Tool Icons
Getting Started with MONK

If this is your first time using MONK, please have a look at the tutorials. If you just want a quick look around, you can log in as "guest" with the password "guest" (but your work can be changed by the next person to log in). For a private workspace, sign up to create a login account, and log in to create, compare, and analyze worksets. Look for context-sensitive help to guide you during your exploration.

An Introduction to MONK

This instance of the MONK Project includes approximately 525 works of American literature from the 18th and 19th centuries, and 37 plays and 5 works of poetry by William Shakespeare. The American literary texts have been generously provided by libraries at Indiana University, the University of North Carolina at Chapel Hill, and the University of Virginia; the Shakespeare texts were provided by Martin Mueller. A larger collection, including about a thousand works of British literature from the 16th through the 19th century, provided by The Text Creation Partnership (EEBO and ECCO) and ProQuest (Chadwyck-Healey Nineteenth-Century Fiction), will be available in July of 2009 to users at CIC (Big Ten) institutions.

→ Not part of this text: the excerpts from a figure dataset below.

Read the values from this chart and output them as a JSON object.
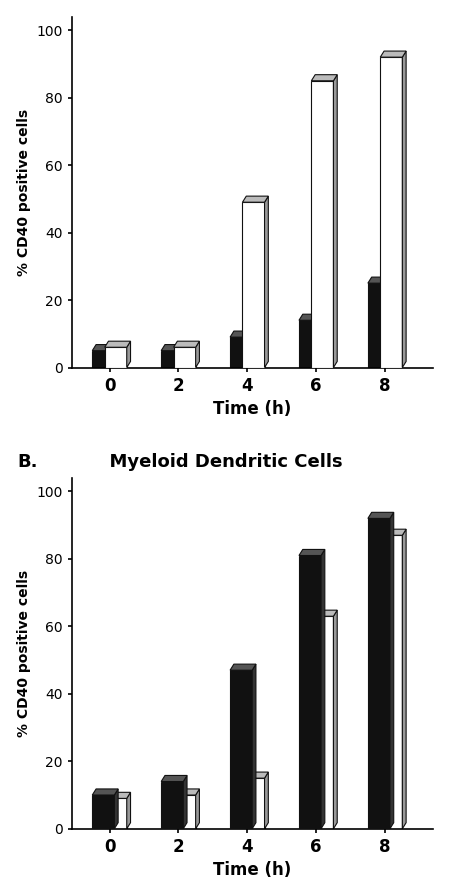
{
  "panel_A": {
    "black_values": [
      5,
      5,
      9,
      14,
      25
    ],
    "white_values": [
      6,
      6,
      49,
      85,
      92
    ],
    "time_points": [
      0,
      2,
      4,
      6,
      8
    ],
    "ylabel": "% CD40 positive cells",
    "xlabel": "Time (h)",
    "ylim": [
      0,
      100
    ],
    "yticks": [
      0,
      20,
      40,
      60,
      80,
      100
    ]
  },
  "panel_B": {
    "title": "Myeloid Dendritic Cells",
    "title_prefix": "B.",
    "black_values": [
      10,
      14,
      47,
      81,
      92
    ],
    "white_values": [
      9,
      10,
      15,
      63,
      87
    ],
    "time_points": [
      0,
      2,
      4,
      6,
      8
    ],
    "ylabel": "% CD40 positive cells",
    "xlabel": "Time (h)",
    "ylim": [
      0,
      100
    ],
    "yticks": [
      0,
      20,
      40,
      60,
      80,
      100
    ]
  },
  "bar_width": 0.32,
  "black_color": "#111111",
  "white_color": "#ffffff",
  "edge_color": "#111111",
  "top_color_white": "#bbbbbb",
  "top_color_black": "#555555",
  "side_color_white": "#999999",
  "side_color_black": "#333333",
  "background_color": "#ffffff",
  "figure_width": 4.5,
  "figure_height": 8.96,
  "dpi": 100
}
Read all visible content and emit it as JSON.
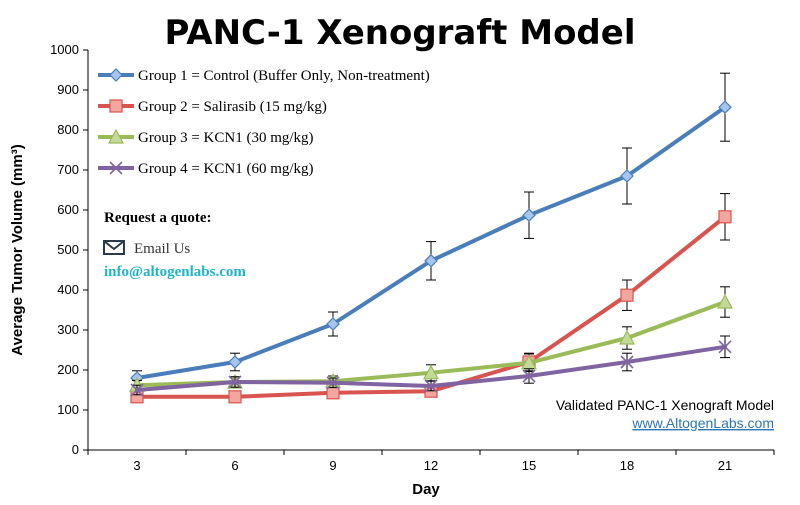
{
  "chart_data": {
    "type": "line",
    "title": "PANC-1 Xenograft Model",
    "xlabel": "Day",
    "ylabel": "Average Tumor Volume (mm³)",
    "x": [
      3,
      6,
      9,
      12,
      15,
      18,
      21
    ],
    "ylim": [
      0,
      1000
    ],
    "yticks": [
      0,
      100,
      200,
      300,
      400,
      500,
      600,
      700,
      800,
      900,
      1000
    ],
    "legend_position": "top-left",
    "series": [
      {
        "name": "Group 1 = Control (Buffer Only, Non-treatment)",
        "color": "#4a7ebb",
        "marker": "diamond",
        "values": [
          180,
          220,
          315,
          473,
          587,
          685,
          857
        ],
        "errors": [
          18,
          22,
          30,
          48,
          58,
          70,
          85
        ]
      },
      {
        "name": "Group 2 = Salirasib (15 mg/kg)",
        "color": "#d9534f",
        "marker": "square",
        "values": [
          133,
          133,
          143,
          147,
          220,
          387,
          583
        ],
        "errors": [
          10,
          10,
          12,
          12,
          22,
          38,
          58
        ]
      },
      {
        "name": "Group 3 = KCN1 (30 mg/kg)",
        "color": "#9bbb59",
        "marker": "triangle",
        "values": [
          162,
          170,
          172,
          193,
          218,
          280,
          370
        ],
        "errors": [
          12,
          13,
          13,
          20,
          22,
          28,
          38
        ]
      },
      {
        "name": "Group 4 = KCN1 (60 mg/kg)",
        "color": "#8064a2",
        "marker": "x",
        "values": [
          150,
          170,
          168,
          160,
          185,
          220,
          258
        ],
        "errors": [
          12,
          13,
          12,
          12,
          18,
          22,
          27
        ]
      }
    ]
  },
  "annotations": {
    "quote_heading": "Request a quote:",
    "email_label": "Email Us",
    "email_address": "info@altogenlabs.com",
    "validated_text": "Validated PANC-1 Xenograft Model",
    "website": "www.AltogenLabs.com",
    "mail_icon": "envelope-icon"
  }
}
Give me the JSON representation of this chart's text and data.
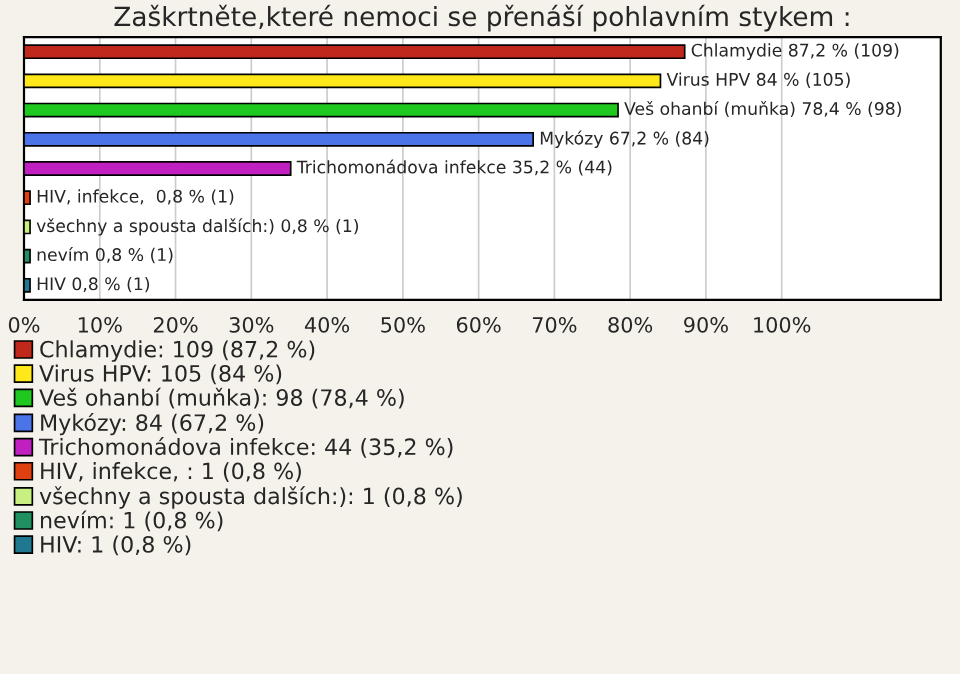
{
  "chart_data": {
    "type": "bar",
    "orientation": "horizontal",
    "title": "Zaškrtněte,které nemoci se přenáší pohlavním stykem :",
    "categories": [
      null
    ],
    "series": [
      {
        "name": "Chlamydie: 109 (87,2 %)",
        "color": "#c0281c",
        "values": [
          87.2
        ],
        "value_labels": [
          "Chlamydie 87,2 % (109)"
        ]
      },
      {
        "name": "Virus HPV: 105 (84 %)",
        "color": "#ffe81a",
        "values": [
          84
        ],
        "value_labels": [
          "Virus HPV 84 % (105)"
        ]
      },
      {
        "name": "Veš ohanbí (muňka): 98 (78,4 %)",
        "color": "#1ec81e",
        "values": [
          78.4
        ],
        "value_labels": [
          "Veš ohanbí (muňka) 78,4 % (98)"
        ]
      },
      {
        "name": "Mykózy: 84 (67,2 %)",
        "color": "#4a74e8",
        "values": [
          67.2
        ],
        "value_labels": [
          "Mykózy 67,2 % (84)"
        ]
      },
      {
        "name": "Trichomonádova infekce: 44 (35,2 %)",
        "color": "#c020c0",
        "values": [
          35.2
        ],
        "value_labels": [
          "Trichomonádova infekce 35,2 % (44)"
        ]
      },
      {
        "name": "HIV, infekce, : 1 (0,8 %)",
        "color": "#e04010",
        "values": [
          0.8
        ],
        "value_labels": [
          "HIV, infekce,  0,8 % (1)"
        ]
      },
      {
        "name": "všechny a spousta dalších:): 1 (0,8 %)",
        "color": "#c8f080",
        "values": [
          0.8
        ],
        "value_labels": [
          "všechny a spousta dalších:) 0,8 % (1)"
        ]
      },
      {
        "name": "nevím: 1 (0,8 %)",
        "color": "#209060",
        "values": [
          0.8
        ],
        "value_labels": [
          "nevím 0,8 % (1)"
        ]
      },
      {
        "name": "HIV: 1 (0,8 %)",
        "color": "#207890",
        "values": [
          0.8
        ],
        "value_labels": [
          "HIV 0,8 % (1)"
        ]
      }
    ],
    "xlim": [
      0,
      121
    ],
    "xticks": [
      {
        "value": 0,
        "label": "0%"
      },
      {
        "value": 10,
        "label": "10%"
      },
      {
        "value": 20,
        "label": "20%"
      },
      {
        "value": 30,
        "label": "30%"
      },
      {
        "value": 40,
        "label": "40%"
      },
      {
        "value": 50,
        "label": "50%"
      },
      {
        "value": 60,
        "label": "60%"
      },
      {
        "value": 70,
        "label": "70%"
      },
      {
        "value": 80,
        "label": "80%"
      },
      {
        "value": 90,
        "label": "90%"
      },
      {
        "value": 100,
        "label": "100%"
      }
    ],
    "grid": "x",
    "legend": "bottom",
    "tick_labels": "x"
  }
}
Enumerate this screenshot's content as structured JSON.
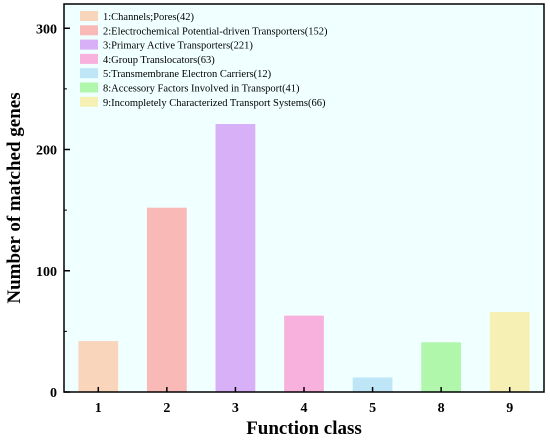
{
  "chart_data": {
    "type": "bar",
    "xlabel": "Function class",
    "ylabel": "Number of matched genes",
    "ylim": [
      0,
      320
    ],
    "yticks": [
      0,
      100,
      200,
      300
    ],
    "categories": [
      "1",
      "2",
      "3",
      "4",
      "5",
      "8",
      "9"
    ],
    "values": [
      42,
      152,
      221,
      63,
      12,
      41,
      66
    ],
    "colors": [
      "#f8d5bb",
      "#f9b9b7",
      "#d7b0f7",
      "#f8b1dd",
      "#bfe6f7",
      "#b0f7ac",
      "#f6f0b4"
    ],
    "plot_background": "#f0ffff",
    "grid": false,
    "legend_position": "top-left",
    "legend": [
      "1:Channels;Pores(42)",
      "2:Electrochemical Potential-driven Transporters(152)",
      "3:Primary Active Transporters(221)",
      "4:Group Translocators(63)",
      "5:Transmembrane Electron Carriers(12)",
      "8:Accessory Factors Involved in Transport(41)",
      "9:Incompletely Characterized Transport Systems(66)"
    ]
  }
}
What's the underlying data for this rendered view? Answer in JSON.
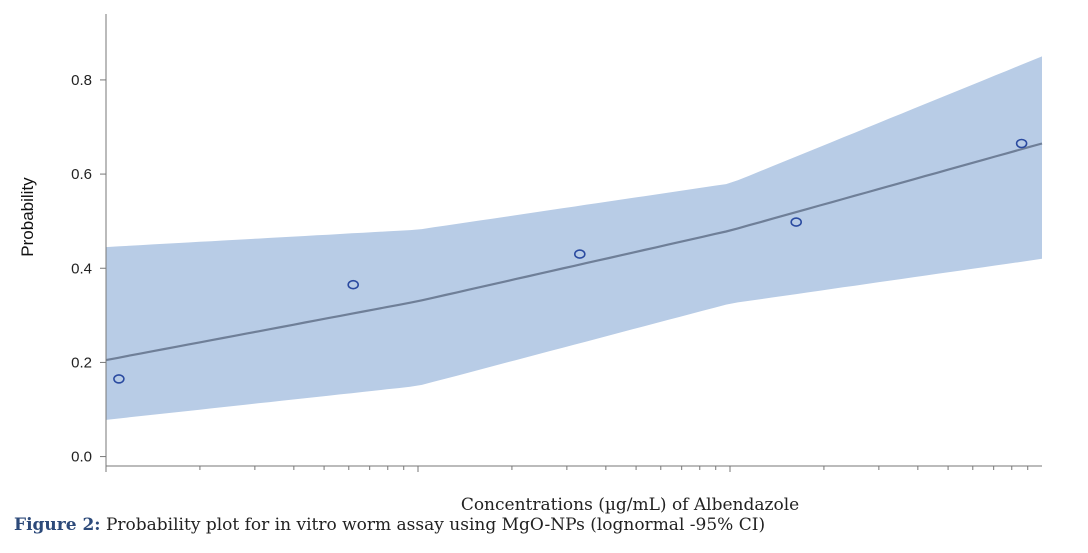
{
  "chart_data": {
    "type": "line",
    "title": "",
    "xlabel": "Concentrations (µg/mL) of Albendazole",
    "ylabel": "Probability",
    "x_scale": "log",
    "xlim": [
      1,
      1000
    ],
    "ylim": [
      -0.02,
      0.94
    ],
    "yticks": [
      0.0,
      0.2,
      0.4,
      0.6,
      0.8
    ],
    "ytick_labels": [
      "0.0",
      "0.2",
      "0.4",
      "0.6",
      "0.8"
    ],
    "x_tick_labels_shown": false,
    "grid": false,
    "legend": "none",
    "points": [
      {
        "x": 1.1,
        "y": 0.165
      },
      {
        "x": 6.2,
        "y": 0.365
      },
      {
        "x": 33,
        "y": 0.43
      },
      {
        "x": 163,
        "y": 0.498
      },
      {
        "x": 860,
        "y": 0.665
      }
    ],
    "fit_line": {
      "x": [
        1,
        10,
        100,
        1000
      ],
      "y": [
        0.205,
        0.33,
        0.48,
        0.665
      ]
    },
    "confidence_band": {
      "label": "95% CI",
      "x": [
        1,
        10,
        100,
        1000
      ],
      "lower": [
        0.078,
        0.15,
        0.325,
        0.42
      ],
      "upper": [
        0.445,
        0.482,
        0.58,
        0.85
      ]
    },
    "colors": {
      "band": "#b8cce6",
      "fit_line": "#6f7f98",
      "points": "#2a4aa0",
      "axis": "#777777"
    }
  },
  "caption": {
    "label": "Figure 2:",
    "text": " Probability plot for in vitro worm assay using MgO-NPs (lognormal -95% CI)"
  }
}
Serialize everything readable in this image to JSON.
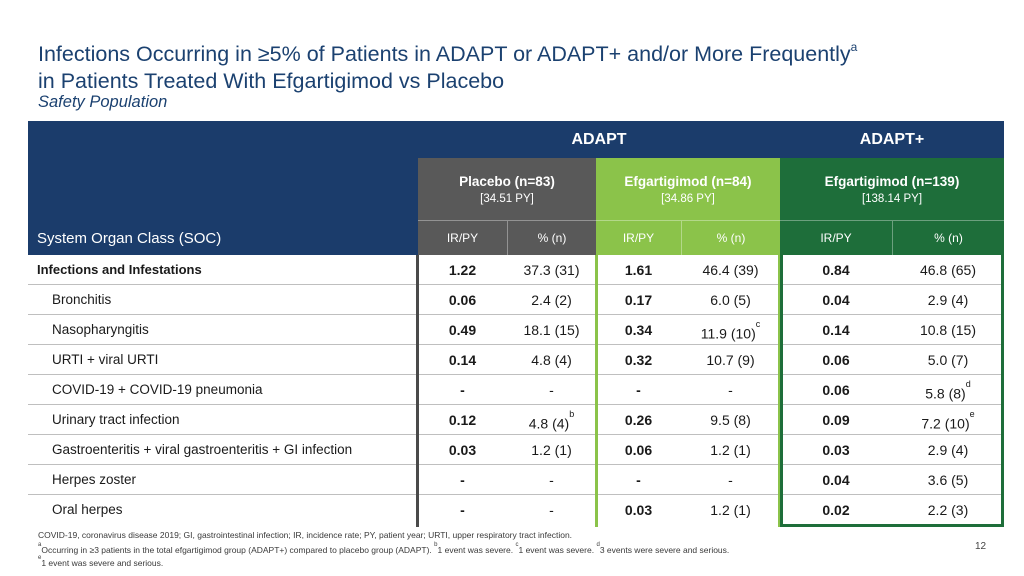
{
  "title": {
    "line1": "Infections Occurring in ≥5% of Patients in ADAPT or ADAPT+ and/or More Frequently",
    "line1_sup": "a",
    "line2": "in Patients Treated With Efgartigimod vs Placebo",
    "subtitle": "Safety Population"
  },
  "table": {
    "header": {
      "adapt": "ADAPT",
      "adapt_plus": "ADAPT+"
    },
    "groups": [
      {
        "name": "Placebo (n=83)",
        "py": "[34.51 PY]",
        "color": "#595959"
      },
      {
        "name": "Efgartigimod (n=84)",
        "py": "[34.86 PY]",
        "color": "#8bc34a"
      },
      {
        "name": "Efgartigimod (n=139)",
        "py": "[138.14 PY]",
        "color": "#1e6e3a"
      }
    ],
    "soc_header": "System Organ Class (SOC)",
    "sub_headers": [
      "IR/PY",
      "% (n)",
      "IR/PY",
      "% (n)",
      "IR/PY",
      "% (n)"
    ],
    "rows": [
      {
        "soc": "Infections and Infestations",
        "main": true,
        "cells": [
          "1.22",
          "37.3 (31)",
          "1.61",
          "46.4 (39)",
          "0.84",
          "46.8 (65)"
        ],
        "sups": [
          "",
          "",
          "",
          "",
          "",
          ""
        ]
      },
      {
        "soc": "Bronchitis",
        "main": false,
        "cells": [
          "0.06",
          "2.4 (2)",
          "0.17",
          "6.0 (5)",
          "0.04",
          "2.9 (4)"
        ],
        "sups": [
          "",
          "",
          "",
          "",
          "",
          ""
        ]
      },
      {
        "soc": "Nasopharyngitis",
        "main": false,
        "cells": [
          "0.49",
          "18.1 (15)",
          "0.34",
          "11.9 (10)",
          "0.14",
          "10.8 (15)"
        ],
        "sups": [
          "",
          "",
          "",
          "c",
          "",
          ""
        ]
      },
      {
        "soc": "URTI + viral URTI",
        "main": false,
        "cells": [
          "0.14",
          "4.8 (4)",
          "0.32",
          "10.7 (9)",
          "0.06",
          "5.0 (7)"
        ],
        "sups": [
          "",
          "",
          "",
          "",
          "",
          ""
        ]
      },
      {
        "soc": "COVID-19 + COVID-19 pneumonia",
        "main": false,
        "cells": [
          "-",
          "-",
          "-",
          "-",
          "0.06",
          "5.8 (8)"
        ],
        "sups": [
          "",
          "",
          "",
          "",
          "",
          "d"
        ]
      },
      {
        "soc": "Urinary tract infection",
        "main": false,
        "cells": [
          "0.12",
          "4.8 (4)",
          "0.26",
          "9.5 (8)",
          "0.09",
          "7.2 (10)"
        ],
        "sups": [
          "",
          "b",
          "",
          "",
          "",
          "e"
        ]
      },
      {
        "soc": "Gastroenteritis + viral gastroenteritis + GI infection",
        "main": false,
        "cells": [
          "0.03",
          "1.2 (1)",
          "0.06",
          "1.2 (1)",
          "0.03",
          "2.9 (4)"
        ],
        "sups": [
          "",
          "",
          "",
          "",
          "",
          ""
        ]
      },
      {
        "soc": "Herpes zoster",
        "main": false,
        "cells": [
          "-",
          "-",
          "-",
          "-",
          "0.04",
          "3.6 (5)"
        ],
        "sups": [
          "",
          "",
          "",
          "",
          "",
          ""
        ]
      },
      {
        "soc": "Oral herpes",
        "main": false,
        "cells": [
          "-",
          "-",
          "0.03",
          "1.2 (1)",
          "0.02",
          "2.2 (3)"
        ],
        "sups": [
          "",
          "",
          "",
          "",
          "",
          ""
        ]
      }
    ]
  },
  "footnotes": {
    "abbrev": "COVID-19, coronavirus disease 2019; GI, gastrointestinal infection; IR, incidence rate; PY, patient year; URTI, upper respiratory tract infection.",
    "a": "Occurring in ≥3 patients in the total efgartigimod group (ADAPT+) compared to placebo group (ADAPT).",
    "b": "1 event was severe.",
    "c": "1 event was severe.",
    "d": "3 events were severe and serious.",
    "e": "1 event was severe and serious.",
    "markers": {
      "a": "a",
      "b": "b",
      "c": "c",
      "d": "d",
      "e": "e"
    }
  },
  "page_number": "12"
}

MONK provides these texts along with tools to enable literary research through the discovery, exploration, and visualization of patterns. Users typically start a project with one of the toolsets that has been predefined by the MONK team. Each toolset is made up of individual tools (e.g. a search tool, a browsing tool, a rating tool, and a visualization), and these tools are applied to worksets of texts selected by the user from the MONK datastore. Worksets and results can be saved for later use or modification, and results can be exported in some standard formats (e.g., CSV files).

Each of these texts is normalized (using Abbot, a complex XSL stylesheet) to a TEI schema designed for analytic purposes (TEI-A), and each text has been "adorned" (using Morphadorner) with tokenization, sentence boundaries, standard spellings, parts of speech and lemmata, before being ingested (using Prior) into a database that provides Java access methods for extracting data for many purposes, including searching for objects; direct presentation in end-user applications as tables, lists, concordances, or visualizations; getting feature counts and frequencies for analysis by data-mining and other analytic procedures; and getting tokenized streams of text for working with n-gram and other colocation analyses, repetition analyses, and corpus query-language pattern-matching operations. Finally, MONK's quantitative analytics (naive Bayesian analysis, support vector machines, Dunnings log likelihood, and raw frequency comparisons), are run through the SEASR environment.